Don Juan había abierto una llaga purulenta en mi vida. Me sentí aturdido, acongojado. Un pozo de tristeza sin alivio me llamaba, y sucumbí a él. Sentí sobre mí el peso de mis acciones. El recuerdo de aquel niñito con nariz de botón, cuyo nombre era Joaquín, me produjo una angustia tan vívida que lloré. Hablé a don Juan de mi tristeza por ese niño que jamás tuvo nada, ese joaquincito que no tenía dinero para ver a un médico y cuyo brazo nunca sanó debidamente. Y todo lo que yo pude darle fueron mis victorias pueriles. Me sentía lleno de vergüenza.

– Déjate de babosadas -dijo don Juan, imperioso-. Diste bastante. Tus victorias eran fuertes y eran tuyas. Diste bastante. Ahora debes cambiar tu promesa.

– ¿Cómo la cambio? ¿Lo digo y ya?

– Una promesa de ésas no se cambia nada más con decirlo. Quizá muy pronto puedas saber qué se hace para cambiarla. Entonces a lo mejor hasta llegas a ver.

– ¿Puede usted darme algunas sugerencias, don Juan?

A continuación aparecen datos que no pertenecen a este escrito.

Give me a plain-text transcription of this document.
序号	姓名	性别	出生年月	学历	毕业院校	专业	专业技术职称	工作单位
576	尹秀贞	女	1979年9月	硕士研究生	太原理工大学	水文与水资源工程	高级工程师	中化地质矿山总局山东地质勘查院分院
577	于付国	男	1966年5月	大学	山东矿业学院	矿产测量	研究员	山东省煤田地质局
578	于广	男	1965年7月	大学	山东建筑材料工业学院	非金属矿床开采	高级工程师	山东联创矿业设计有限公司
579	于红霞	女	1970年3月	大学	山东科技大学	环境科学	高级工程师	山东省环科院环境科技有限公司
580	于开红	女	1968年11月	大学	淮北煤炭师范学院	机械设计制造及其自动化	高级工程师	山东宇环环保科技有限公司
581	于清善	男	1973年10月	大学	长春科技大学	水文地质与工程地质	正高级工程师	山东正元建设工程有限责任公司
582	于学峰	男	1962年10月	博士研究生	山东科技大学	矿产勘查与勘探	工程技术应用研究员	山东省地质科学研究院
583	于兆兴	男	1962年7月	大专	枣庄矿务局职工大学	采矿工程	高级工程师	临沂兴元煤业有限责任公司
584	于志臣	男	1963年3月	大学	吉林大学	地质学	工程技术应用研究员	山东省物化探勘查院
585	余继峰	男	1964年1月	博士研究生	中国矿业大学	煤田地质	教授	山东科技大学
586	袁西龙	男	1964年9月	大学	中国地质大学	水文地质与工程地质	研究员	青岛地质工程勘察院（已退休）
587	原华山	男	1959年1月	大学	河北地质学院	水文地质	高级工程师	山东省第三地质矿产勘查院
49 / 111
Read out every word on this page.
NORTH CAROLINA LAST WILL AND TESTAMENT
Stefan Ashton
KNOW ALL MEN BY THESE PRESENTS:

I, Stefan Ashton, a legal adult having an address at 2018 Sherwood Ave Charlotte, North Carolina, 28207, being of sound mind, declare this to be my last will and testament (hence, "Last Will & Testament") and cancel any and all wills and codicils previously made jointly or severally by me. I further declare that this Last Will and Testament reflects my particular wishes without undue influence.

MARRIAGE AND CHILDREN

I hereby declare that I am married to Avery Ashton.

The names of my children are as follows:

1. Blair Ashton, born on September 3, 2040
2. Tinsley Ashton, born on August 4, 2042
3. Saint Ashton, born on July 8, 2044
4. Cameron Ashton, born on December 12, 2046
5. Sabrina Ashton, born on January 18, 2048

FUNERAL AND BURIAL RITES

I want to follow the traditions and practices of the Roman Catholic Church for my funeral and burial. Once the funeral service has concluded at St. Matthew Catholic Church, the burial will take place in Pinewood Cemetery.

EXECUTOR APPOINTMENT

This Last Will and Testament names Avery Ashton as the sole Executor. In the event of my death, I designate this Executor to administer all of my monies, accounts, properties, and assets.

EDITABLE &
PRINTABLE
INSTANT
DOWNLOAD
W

– Debes esperar con paciencia, sabiendo que esperas y sabiendo qué cosa esperas. Ese es el modo del guerrero. Y si se trata de cumplir tu promesa, debes conocer que la estás cumpliendo. Entonces llegará un momento en el que tu espera habrá terminado y ya no tendrás que honrar tu promesa. No hay nada que puedas hacer por la vida de ese niño. Sólo él podría cancelar ese acto.

– ¿Pero cómo?

– Aprendiendo a reducir a nada sus necesidades. Mientras piense que fue una víctima, su vida será un infierno. Y mientras tú pienses lo mismo, tu promesa vale. Lo que nos hace desdichados es la necesidad. Pero si aprendemos a reducir a nada nuestras necesidades, la cosa más pequeña que recibamos será un verdadero regalo. Ten paz: le hiciste un buen regalo a Joaquín. Ser pobre o necesitado es sólo un pensamiento; y lo mismo es odiar, o tener hambre, o sentir dolor.

– No puedo creer eso en verdad, don Juan. ¿Cómo pueden ser sólo pensamientos el hambre y el dolor?

– Para mí, ahora, son sólo pensamientos. Eso es todo lo que sé. He logrado esa hazaña. Esa hazaña es poder y ese poder es todo lo que tenemos, fíjate bien, para oponernos a las fuerzas de nuestras vidas; sin ese poder somos basuras, polvo en el viento.

– No dudo que usted lo hay logrado, don Juan, ¿pero cómo puede un hombre común, digamos yo o el Joaquincito, llegar a eso?

– A nosotros, como individuos, nos toca oponernos a las fuerzas de nuestras vidas. Esto te lo he dicho mil veces: sólo un guerrero puede sobrevivir. Un guerrero sabe que espera y sabe lo que espera, y mientras espera no quiere nada y así cualquier cosita que recibe es más de lo que puede tomar. Si necesita comer halla el modo, porque no tiene hambre; si algo lastima su cuerpo halla el modo de pararlo, porque no siente dolor. Tener hambre o sentir dolor significa que uno se ha entregado y que ya no se es guerrero; las fuerzas de su hambre y su dolor lo destruirán.

Quise seguir discutiendo el tema, pero me detuve al darme cuenta de que con la discusión estaba levantando una barrera para protegerme de la fuerza devastadora de la prodigiosa hazaña de don Juan, que me había tocado tan hondo y con tal poder, ¿Cómo supo? Pensé que tal vez le había contado la historia del niño con nariz de botón durante uno de mis estados profundos de realidad no ordinaria. No recordaba haberlo hecho, pero el olvido bajo tales condiciones era comprensible.

– ¿Cómo supo usted de mi promesa, don Juan?

– La vi.

– ¿La vio usted cuando tomé Mescalito, o cuando fumé su mezcla?

– La vi hoy. Ahorita.

– ¿Vio usted todo el episodio?

– Ahí vas otra vez. Ya te dije: no tiene caso hablar de cómo es ver. No es nada.

No prolongué más el asunto. Emotivamente me hallaba convencido.